– Mamy bardzo wysokie ambicje, bo chcemy wprowadzić piłkę ręczną plażową do programu igrzysk olimpijskich. Walczymy o to, by ta plażowa odmiana szczypiorniaka zadebiutowała w Los Angeles już jako pełnoprawna dyscyplina olimpijska – mówi Jakub Malinowski z Fundacji Modern Sport, która organizuje PGNiG Summer Superligę, czyli jedne z najlepszych rozgrywek piłki ręcznej plażowej w Europie. W niedzielę na Starym Rynku w Płocku, przy nadkomplecie publiczności, zakończyła się szósta edycja tej rywalizacji.

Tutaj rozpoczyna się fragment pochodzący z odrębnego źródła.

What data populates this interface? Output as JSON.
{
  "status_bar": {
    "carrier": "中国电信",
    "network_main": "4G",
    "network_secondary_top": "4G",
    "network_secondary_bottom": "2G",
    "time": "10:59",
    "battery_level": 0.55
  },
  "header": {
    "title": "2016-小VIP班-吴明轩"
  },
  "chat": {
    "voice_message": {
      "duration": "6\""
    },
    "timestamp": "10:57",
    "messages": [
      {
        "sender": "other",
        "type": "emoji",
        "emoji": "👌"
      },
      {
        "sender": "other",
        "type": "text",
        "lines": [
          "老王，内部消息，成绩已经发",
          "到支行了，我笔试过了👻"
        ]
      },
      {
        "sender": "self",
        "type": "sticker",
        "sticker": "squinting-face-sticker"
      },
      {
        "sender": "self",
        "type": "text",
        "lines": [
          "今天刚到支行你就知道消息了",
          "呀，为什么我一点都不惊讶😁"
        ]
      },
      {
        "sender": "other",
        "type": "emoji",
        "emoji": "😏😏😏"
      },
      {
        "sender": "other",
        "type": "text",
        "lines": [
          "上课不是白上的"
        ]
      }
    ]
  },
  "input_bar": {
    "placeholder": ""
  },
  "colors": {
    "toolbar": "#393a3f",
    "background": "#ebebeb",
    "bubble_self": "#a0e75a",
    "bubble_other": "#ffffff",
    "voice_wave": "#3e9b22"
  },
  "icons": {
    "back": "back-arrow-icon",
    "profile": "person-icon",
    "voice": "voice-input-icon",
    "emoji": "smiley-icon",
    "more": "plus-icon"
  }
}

Zawodnicy nie kryli ekscytacji rozgrywkami. – To był najlepszy turniej, w jakim uczestniczyłam w życiu. Zapamiętam go na wiele lat – podkreślała mistrzyni Polski Paulina Kosińska z drużyny Byczki Kowalewo Pomorskie.
– Fantastyczna atmosfera, trybuny niosły, było po prostu wspaniale – dodawał mistrz Polski z Petry Płock Bartosz Wojdak.
fot. Grzegorz Trzpil
Gracze, którzy od kilku lat biorą udział w rozgrywkach plażowych w Polsce, podkreślają, że zarówno ten sport, jak i sam turniej błyskawicznie się rozwija.
– Jesteśmy bardzo zadowoleni, bo mieliśmy pełne trybuny, wysoki poziom sportowy i dobrą pogodę. Wydaje się, że wręcz te trybuny były za małe, bo zainteresowanie było gigantyczne. Cieszymy się, że to, co wspólnie z całym środowiskiem piłki ręcznej robimy dla promocji tej dyscypliny, przynosi wymierne efekty. Mamy bardzo wysokie ambicje, bo chcemy tę dyscyplinę wspólnie wprowadzić na igrzyska olimpijskie. Chcielibyśmy, żeby ta odmiana plażowa szczypiorniaka zadebiutowała w Los Angeles już jako pełnoprawna dyscyplina olimpijska – dodaje Malinowski.
fot. Grzegorz Trzpil
W tym roku w fazie eliminacyjnej rozgrywek PGNiG Summer Superligi udział wzięło ponad trzydzieści zespołów. To rekordowa liczba.
– Jest coraz więcej młodych zespołów, które depczą po piętach weteranom plażowej piłki ręcznej i te działania, które wspólnie podejmujemy ze Związkiem Piłki Ręcznej i z jego sponsorem strategicznym, czyli Polskim Górnictwem Naftowym i Gazownictwem, czyli na przykład włączenie piłki ręcznej plażowej do programu ogólnopolskiej olimpiady młodzieży, przynoszą w tej chwili wymierny efekt w postaci przypływu młodych zawodników. Bardzo ważne jest to, że dochodzi wiele zespołów, a poziom sportowy nie tylko nie spada, a wręcz się podnosi – dodaje Malinowski.
– Z czasem ta dyscyplina staje się coraz bardziej profesjonalna i moim zdaniem przyjdzie czas, że zawodnicy będą musieli podjąć decyzję, czy chcą uprawiać piłkę ręczną plażową, czy tę w hali – dodaje Sławomir Szmal, jeszcze niedawno wybitny polski bramkarz, a dziś wiceprezes Związku Piłki Ręcznej w Polsce.
Rozgrywki plażowej piłki ręcznej nie tylko z roku na rok stoją na najwyższym poziomie, ale również cieszą się coraz większym zainteresowaniem kibiców i mediów. Organizatorzy dbają o to, by każdego roku rozgrywki były atrakcyjniejsze.
– Już trzeba tworzyć plany na przyszły rok. Mamy nadzieję, że będzie już bez przygód, takich, jakie mieliśmy w ubiegłych latach i będziemy mogli spokojnie wspólnie ze związkiem i z naszym sponsorem strategicznym pomyśleć o tym, jaki kształt ten projekt powinien mieć w przyszłym roku, by zachować to tempo rozwoju plażowej piłki ręcznej – mówi prezes Fundacji Modern Sport.